# 15. Cache organization: The basics

**EECS 370 – Introduction to Computer Organization - Winter 2016** 

Profs. Valeria Bertacco & Reetu Das

EECS Department
University of Michigan in Ann Arbor, USA

© Bertacco-Das, 2016

The material in this presentation cannot be copied in any form without our written permission

### **Memory**

- So far, we have discussed two structures that hold data:
  - Register file (little array of words)
  - Memory (bigger array of words)
- We have discussed several methods of implementing storage devices:
  - Static memory (made with logic gates)
  - Dynamic memory (transistor and capacitor)
  - ROM, and other ROM-like storage,
     e.g., flash (floating gate transistors)

### **Memory Hierarchy**

- We want a lot of memory
  - LC2 can handle 2<sup>18</sup> bytes of memory
  - MIPS can handle 2<sup>32</sup> bytes of memory
  - Athlon-64 or EM64T can handle 2<sup>64</sup> bytes of memory
- What are our choices?
  - SRAM, DRAM, ROM, disk, tape, DVD?

### **Option 1: SRAM**

- ☐ Fast: ~2ns access time or faster
  - Decoders are big
  - Array is big
    - Why?
- Expensive, high area requirement
  - SRAM: \$5.0 per megabyte
    - \$0.13 for LC2
    - \$20,000 for MIPS
    - \$88,000,000,000,000 for Athlon-64

### **Option 2: DRAM**

- Slower: ~60ns access time
  - Hurry up and wait design philosophy doesn't work
  - Must stall for dozens of cycles on each memory load
- Less expensive than SRAM.
  - DRAM costs \$0.012 per megabyte
    - \$0.00 for LC2
    - \$50 for MIPS/Pentium-IV/Athlon-XP
    - \$210,000,000,000 for Alpha/G5/x86\_64

### **Option 3: Flash**

- □ Slower still: ~250ns access time
  - Hurry up and wait design philosophy doesn't work
  - Must stall for dozens of cycles on each memory load
- Less expensive than SRAM
  - Flash costs \$0.0012 per megabyte
    - \$0.00 for LC2
    - \$4.9 for MIPS/Pentium-IV/Athlon-XP
    - \$21,000,000,000 for Alpha/G5/x86\_64
- Non-volatile

### **Option 4: Disks**

- Obnoxiously slow: 3,000,000ns access time
  - We could have stopped with the Intel 4004
- Cheap
  - Disk storage costs \$0.000043 per megabyte
    - \$0.00 LC2
    - \$0.18 for MIPS
    - **\$760,000,000** for Athlon-64
- Non-volatile

### **Memory Hierarchy Goals**

- □ Fast: Ideally run at processor clock speed
  - 1 ns access
- Cheap: Ideally free
  - Not more expensive than rest of system
- Options DRAM, flash, disks are too slow
- Option SRAM is too expensive
- How to get best properties of multiple memory technologies?

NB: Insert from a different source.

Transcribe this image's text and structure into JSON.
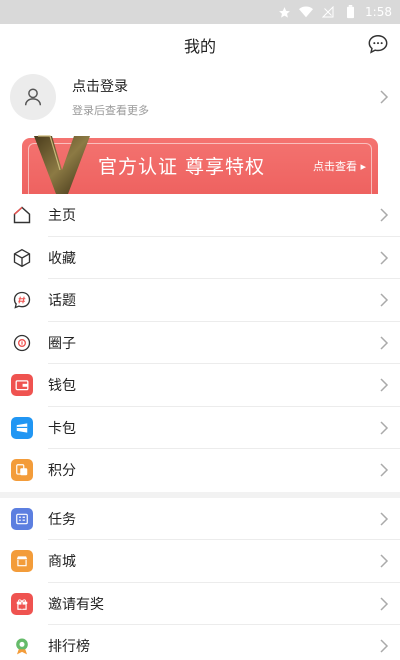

### **Memory Hierarchy Goals**



### **Memory Hierarchy**

- Use a small array of SRAM
  - Small so fast and cheap
  - For the <u>cache</u> (hopefully covers most loads and stores)
- Use a larger amount of DRAM
  - Cheaper than SRAM, faster than flash/disk
  - For the <u>main memory</u>
- Use a lot of flash and/or disk
  - Non-volatile. Cheap. Big
  - For <u>Virtual memory</u>
- Don't try to buy 2<sup>64</sup> bytes of anything
  - Use "virtual memory" to make it look like the entire address range is available
  - A few TB is enough for most desktop machines today, or a smartphone in a few years

### **Memory hierarchy**



### **Definitions**

- ☐ The <u>architectural</u> view of memory is
  - What the machine language (or programmer) sees
  - Just a big array
- Breaking up the memory system into different pieces cache, main memory (made up of DRAM) and Disk is not architectural
  - The machine language doesn't know about it
  - A new implementation may not break it up in the same way

#### **Function of the Cache**

- The cache will hold the data that we think is most likely to be referenced
  - Because we want to maximize the number of references that are serviced by the cache to minimize the <u>average memory access</u> <u>latency</u>
  - How do we decide what the most likely accessed memory locations are?

### **Cache Analogy**

- Studying books in library
  - Option 1: Every time you switch to another book, return current book to shelf and get new book from shelf
    - Latency = 5 minutes
  - Option 2: Keep 10 commonly-used books on shelf above desk
    - Latency = 1 minute
  - Option 3: Keep three books open to appropriate locations on desk
    - Latency = 10 seconds

### **Example Problem**

### Given the following:

Cache has 1 cycle access time
Main memory has 100 cycle access time
Disk has 10,000 cycles access time

What is the average access time for 100 memory references if 90% of the cache accesses are hits and 80% of the accesses to main memory are hits?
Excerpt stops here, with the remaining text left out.